All of the paints and tools I used. The pink cat-ear headphones are my daughter’s, don’t be a weirdo about them. Credit: Greg Chiasson

I use a chopped-up bit of sprue as a painting handle, and PVA glue a strip of models to it. Priming is done with brush-on Vallejo white. Brush because it’s not worth a rattlecan for such lil’ guys, and white because at this scale you need all the brightness and saturation you can get. Then it’s just a matter of blocking in your colors – flesh and wood, black for the boots, a dot of metal on the bayonet, and red/blue for their outfits. In retrospect I could have gone for the iconic late-war Horizon Blue uniforms and saved myself some work here, but it just doesn’t pop the same.

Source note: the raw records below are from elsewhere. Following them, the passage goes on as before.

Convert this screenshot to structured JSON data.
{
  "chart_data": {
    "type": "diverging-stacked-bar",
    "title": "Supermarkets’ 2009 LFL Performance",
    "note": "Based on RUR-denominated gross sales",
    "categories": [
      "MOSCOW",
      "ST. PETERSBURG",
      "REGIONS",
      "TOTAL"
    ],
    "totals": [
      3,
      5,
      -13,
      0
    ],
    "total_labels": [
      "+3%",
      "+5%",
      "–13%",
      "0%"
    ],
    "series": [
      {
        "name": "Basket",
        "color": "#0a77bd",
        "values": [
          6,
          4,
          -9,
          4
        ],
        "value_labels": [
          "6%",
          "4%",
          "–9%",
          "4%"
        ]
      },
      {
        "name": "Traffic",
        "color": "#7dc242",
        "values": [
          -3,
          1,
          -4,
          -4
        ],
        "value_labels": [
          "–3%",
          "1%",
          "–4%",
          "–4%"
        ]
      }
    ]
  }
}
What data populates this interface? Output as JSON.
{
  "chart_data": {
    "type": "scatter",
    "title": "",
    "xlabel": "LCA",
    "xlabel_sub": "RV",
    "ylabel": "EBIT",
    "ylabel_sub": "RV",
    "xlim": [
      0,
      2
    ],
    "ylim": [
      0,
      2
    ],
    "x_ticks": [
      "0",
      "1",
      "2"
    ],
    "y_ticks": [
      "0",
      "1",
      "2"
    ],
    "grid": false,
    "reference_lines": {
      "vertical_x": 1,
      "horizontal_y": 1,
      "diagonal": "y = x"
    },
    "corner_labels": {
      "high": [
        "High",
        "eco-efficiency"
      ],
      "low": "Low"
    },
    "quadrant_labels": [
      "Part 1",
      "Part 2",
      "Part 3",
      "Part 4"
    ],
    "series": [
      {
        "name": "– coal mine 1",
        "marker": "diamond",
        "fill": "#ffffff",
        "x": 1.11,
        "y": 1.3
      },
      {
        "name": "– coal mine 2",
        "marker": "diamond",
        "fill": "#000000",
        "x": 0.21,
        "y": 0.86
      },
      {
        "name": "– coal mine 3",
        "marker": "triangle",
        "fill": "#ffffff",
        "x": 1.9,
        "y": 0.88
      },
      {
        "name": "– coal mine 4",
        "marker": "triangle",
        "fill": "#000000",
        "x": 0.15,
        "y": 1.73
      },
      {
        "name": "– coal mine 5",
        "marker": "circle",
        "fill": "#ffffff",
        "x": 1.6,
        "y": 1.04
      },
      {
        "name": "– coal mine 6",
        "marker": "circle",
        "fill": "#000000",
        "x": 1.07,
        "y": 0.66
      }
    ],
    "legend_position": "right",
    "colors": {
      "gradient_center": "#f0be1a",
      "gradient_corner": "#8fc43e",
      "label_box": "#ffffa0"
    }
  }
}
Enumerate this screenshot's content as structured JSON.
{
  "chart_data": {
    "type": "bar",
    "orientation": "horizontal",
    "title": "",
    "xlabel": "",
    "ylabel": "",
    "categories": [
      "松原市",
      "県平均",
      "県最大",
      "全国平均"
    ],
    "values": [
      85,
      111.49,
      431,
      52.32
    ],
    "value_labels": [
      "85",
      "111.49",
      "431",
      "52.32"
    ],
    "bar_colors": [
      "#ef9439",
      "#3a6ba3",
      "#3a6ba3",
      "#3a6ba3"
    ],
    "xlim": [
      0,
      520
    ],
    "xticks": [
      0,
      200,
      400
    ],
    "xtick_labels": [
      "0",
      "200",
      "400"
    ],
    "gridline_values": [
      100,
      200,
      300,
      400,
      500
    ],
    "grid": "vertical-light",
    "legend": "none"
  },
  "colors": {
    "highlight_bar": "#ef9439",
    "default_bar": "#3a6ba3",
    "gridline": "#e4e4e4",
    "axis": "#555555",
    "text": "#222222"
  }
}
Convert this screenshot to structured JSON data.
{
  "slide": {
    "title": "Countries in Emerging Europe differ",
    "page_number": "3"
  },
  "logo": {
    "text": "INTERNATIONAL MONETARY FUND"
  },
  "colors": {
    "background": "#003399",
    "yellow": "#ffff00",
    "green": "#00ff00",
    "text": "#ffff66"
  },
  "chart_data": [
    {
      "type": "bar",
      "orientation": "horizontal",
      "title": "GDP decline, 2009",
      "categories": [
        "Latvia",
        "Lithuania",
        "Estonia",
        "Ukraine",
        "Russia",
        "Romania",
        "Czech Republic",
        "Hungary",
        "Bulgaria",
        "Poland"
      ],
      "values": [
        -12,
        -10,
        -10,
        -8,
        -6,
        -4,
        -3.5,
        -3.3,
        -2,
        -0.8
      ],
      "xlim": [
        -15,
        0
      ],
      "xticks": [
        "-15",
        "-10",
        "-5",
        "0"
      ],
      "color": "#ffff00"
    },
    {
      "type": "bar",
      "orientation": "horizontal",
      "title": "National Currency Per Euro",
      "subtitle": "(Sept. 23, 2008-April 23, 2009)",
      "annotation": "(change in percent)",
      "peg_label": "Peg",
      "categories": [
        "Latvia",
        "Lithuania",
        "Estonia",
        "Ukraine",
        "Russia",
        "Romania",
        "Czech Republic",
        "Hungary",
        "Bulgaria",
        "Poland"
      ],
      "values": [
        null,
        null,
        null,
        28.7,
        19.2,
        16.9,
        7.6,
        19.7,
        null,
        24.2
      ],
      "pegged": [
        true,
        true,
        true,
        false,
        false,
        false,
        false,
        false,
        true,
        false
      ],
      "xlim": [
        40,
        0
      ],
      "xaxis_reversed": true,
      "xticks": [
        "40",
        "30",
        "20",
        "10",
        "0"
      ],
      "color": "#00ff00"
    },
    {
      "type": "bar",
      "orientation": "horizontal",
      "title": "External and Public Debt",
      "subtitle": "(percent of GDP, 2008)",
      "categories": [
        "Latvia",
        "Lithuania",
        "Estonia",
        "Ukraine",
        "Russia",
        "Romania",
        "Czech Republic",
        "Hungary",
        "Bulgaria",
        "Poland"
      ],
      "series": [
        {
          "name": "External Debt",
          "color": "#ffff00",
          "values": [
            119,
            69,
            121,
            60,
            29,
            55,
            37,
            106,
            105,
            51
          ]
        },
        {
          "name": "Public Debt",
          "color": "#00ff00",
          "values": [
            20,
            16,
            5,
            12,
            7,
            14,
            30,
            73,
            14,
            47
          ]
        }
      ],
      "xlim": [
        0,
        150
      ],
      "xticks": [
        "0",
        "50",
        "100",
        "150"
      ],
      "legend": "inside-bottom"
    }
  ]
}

The field guns are even easier – an all-over coat of Vallejo’s Ghost Gray is a passable match for what French artillery looked like in 1914, and with a bit of black around the rims of the wheels and a dot on the tip of the barrel, those are done. Every model then gets drowned in Agrax Earthshade top to bottom, and we’re on to basing. 

Baccus 6mm Great War French. Credit: Greg Chiasson

Basing is probably more fun at this scale than any other. The models are so friggin’ tiny that you have room to make each base a little diorama. I went for – obviously – torn up mud hell, and experimented with building up landforms with wadded up paper towels, covered in some different mixes and layers of glue and basing paste and sand, painted with browns and greens and washed again with Agrax.  I’m not super happy with the results so far, but here is the strength of 6mm as a scale: who cares. 

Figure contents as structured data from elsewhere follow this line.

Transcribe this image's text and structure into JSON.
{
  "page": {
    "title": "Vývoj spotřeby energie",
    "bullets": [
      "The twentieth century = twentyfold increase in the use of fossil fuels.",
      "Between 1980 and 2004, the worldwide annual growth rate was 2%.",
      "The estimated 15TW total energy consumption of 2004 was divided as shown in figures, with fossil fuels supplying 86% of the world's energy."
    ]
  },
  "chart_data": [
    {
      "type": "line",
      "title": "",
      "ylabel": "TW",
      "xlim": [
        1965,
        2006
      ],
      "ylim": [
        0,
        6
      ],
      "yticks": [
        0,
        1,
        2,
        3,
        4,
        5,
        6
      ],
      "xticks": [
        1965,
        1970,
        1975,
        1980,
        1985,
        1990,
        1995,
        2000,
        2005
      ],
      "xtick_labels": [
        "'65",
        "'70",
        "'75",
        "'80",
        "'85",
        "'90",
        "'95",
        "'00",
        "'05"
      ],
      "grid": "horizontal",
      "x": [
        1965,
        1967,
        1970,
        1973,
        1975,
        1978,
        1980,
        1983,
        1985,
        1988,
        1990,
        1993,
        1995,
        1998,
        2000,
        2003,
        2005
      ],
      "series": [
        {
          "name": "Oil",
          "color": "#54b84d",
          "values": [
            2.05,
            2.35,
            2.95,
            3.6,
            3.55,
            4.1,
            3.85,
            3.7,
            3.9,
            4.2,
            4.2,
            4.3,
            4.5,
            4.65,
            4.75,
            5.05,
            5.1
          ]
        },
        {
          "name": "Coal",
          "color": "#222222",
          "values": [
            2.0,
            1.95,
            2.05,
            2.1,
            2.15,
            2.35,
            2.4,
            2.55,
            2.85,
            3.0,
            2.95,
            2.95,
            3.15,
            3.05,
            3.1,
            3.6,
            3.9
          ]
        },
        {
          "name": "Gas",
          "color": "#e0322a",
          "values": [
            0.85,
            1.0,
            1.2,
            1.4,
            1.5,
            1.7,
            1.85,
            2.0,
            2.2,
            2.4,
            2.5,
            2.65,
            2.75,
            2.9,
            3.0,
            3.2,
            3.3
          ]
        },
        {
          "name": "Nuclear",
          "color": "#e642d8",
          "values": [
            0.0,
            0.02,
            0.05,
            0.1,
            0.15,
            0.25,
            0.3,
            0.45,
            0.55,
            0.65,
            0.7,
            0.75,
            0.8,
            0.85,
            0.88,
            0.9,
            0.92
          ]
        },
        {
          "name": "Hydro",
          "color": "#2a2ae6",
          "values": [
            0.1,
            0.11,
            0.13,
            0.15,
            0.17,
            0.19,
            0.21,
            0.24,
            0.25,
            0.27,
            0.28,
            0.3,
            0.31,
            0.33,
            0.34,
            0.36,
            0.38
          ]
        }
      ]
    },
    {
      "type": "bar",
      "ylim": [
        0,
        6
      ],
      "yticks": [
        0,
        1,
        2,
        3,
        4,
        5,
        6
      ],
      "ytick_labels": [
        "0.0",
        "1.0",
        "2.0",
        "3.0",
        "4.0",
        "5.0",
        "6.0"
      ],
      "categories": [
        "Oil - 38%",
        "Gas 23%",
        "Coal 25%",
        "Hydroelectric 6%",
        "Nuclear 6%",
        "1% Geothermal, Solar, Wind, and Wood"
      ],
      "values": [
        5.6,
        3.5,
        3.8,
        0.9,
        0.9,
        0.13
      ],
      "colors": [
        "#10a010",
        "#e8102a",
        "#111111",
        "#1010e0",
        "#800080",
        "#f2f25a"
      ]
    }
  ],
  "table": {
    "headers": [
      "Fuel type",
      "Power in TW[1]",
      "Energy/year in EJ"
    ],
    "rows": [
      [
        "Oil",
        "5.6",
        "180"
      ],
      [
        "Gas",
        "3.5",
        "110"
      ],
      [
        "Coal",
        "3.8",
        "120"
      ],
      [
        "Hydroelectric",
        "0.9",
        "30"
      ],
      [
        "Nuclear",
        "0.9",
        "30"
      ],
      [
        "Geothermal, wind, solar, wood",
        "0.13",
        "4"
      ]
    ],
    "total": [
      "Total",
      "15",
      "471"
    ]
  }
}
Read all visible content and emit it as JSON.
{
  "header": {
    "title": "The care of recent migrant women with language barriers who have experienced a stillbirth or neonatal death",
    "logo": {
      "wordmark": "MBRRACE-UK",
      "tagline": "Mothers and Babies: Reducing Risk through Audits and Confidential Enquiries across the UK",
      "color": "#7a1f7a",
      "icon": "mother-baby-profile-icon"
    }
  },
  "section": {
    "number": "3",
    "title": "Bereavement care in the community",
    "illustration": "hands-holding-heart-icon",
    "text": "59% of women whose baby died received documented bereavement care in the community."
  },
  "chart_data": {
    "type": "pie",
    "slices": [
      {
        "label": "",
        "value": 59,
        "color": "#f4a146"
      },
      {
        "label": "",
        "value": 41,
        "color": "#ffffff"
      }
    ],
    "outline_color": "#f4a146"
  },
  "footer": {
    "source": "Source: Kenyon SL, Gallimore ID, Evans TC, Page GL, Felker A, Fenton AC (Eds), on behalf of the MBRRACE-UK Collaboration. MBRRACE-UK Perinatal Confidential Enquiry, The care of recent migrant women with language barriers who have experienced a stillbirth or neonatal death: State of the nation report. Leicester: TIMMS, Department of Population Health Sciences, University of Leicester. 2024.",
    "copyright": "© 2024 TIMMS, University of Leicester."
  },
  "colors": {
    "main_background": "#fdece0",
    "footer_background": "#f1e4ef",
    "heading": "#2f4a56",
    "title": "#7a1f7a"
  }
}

I’m going to eventually paint hundreds of these things, across dozens of bases, so if the first few are bad nobody’s going to notice. They are too small and there are too many of them to get hung up on that. Fix your mistakes, to a point, but if you put a little too much red on some pants, don’t make it weird. It’ll get covered in mud anyway.  There’s something very freeing about that, and combined with the sheer scale of the armies – where else can you field multiple companies of troops backed by full artillery batteries? – it makes for an impressive sight without a lot of stress.

Baccus 6mm Great War French. Credit: Greg Chiasson

I don’t have any plans to finish the project or play any games with them. I like working on them as a new type of thing to paint, but I think the main motivation is just that it’s an excuse to do research. Sure, I don’t need to have models in order to flip through Osprey books, but it gives me a justification to do so. It would be weird to pore over old orders of battle to know how many NCOs were in a squad and how many machine guns they had in support, unless it’s for a game. Then it’s normal. It’s fine.

But I’m not going to aim for accuracy at an individual level. I don’t care if the exact shade of red is correct, just that it gets the point across. Aside from how physically small the models are, the very nature of this army, in this war, makes any formation less than a division fairly interchangeable. In the end, as with all historicals, it’s up to the modeler/gamer to decide their own level of accuracy, and anyone who disagrees with me is free, obviously, to be wrong. 

I love these little dudes. The sculpts are great, even if there’s only maybe a dozen different types of guy each repeated 40 or 50 times, with an appropriate amount of detail given their scale, and only a little fragile. The Baccus ordering process is that you get a Paypal receipt and then 2-12 weeks later a tiny cardboard box shows up at your house absolutely stuffed with models and you will never get that box to close again because you aren’t a packing wizard like they are. They’re cheap to buy, easy to paint, and inexplicably fun to look at. Don’t think about what you’re going to use them for, just go ahead and buy way too many models. You deserve a treat.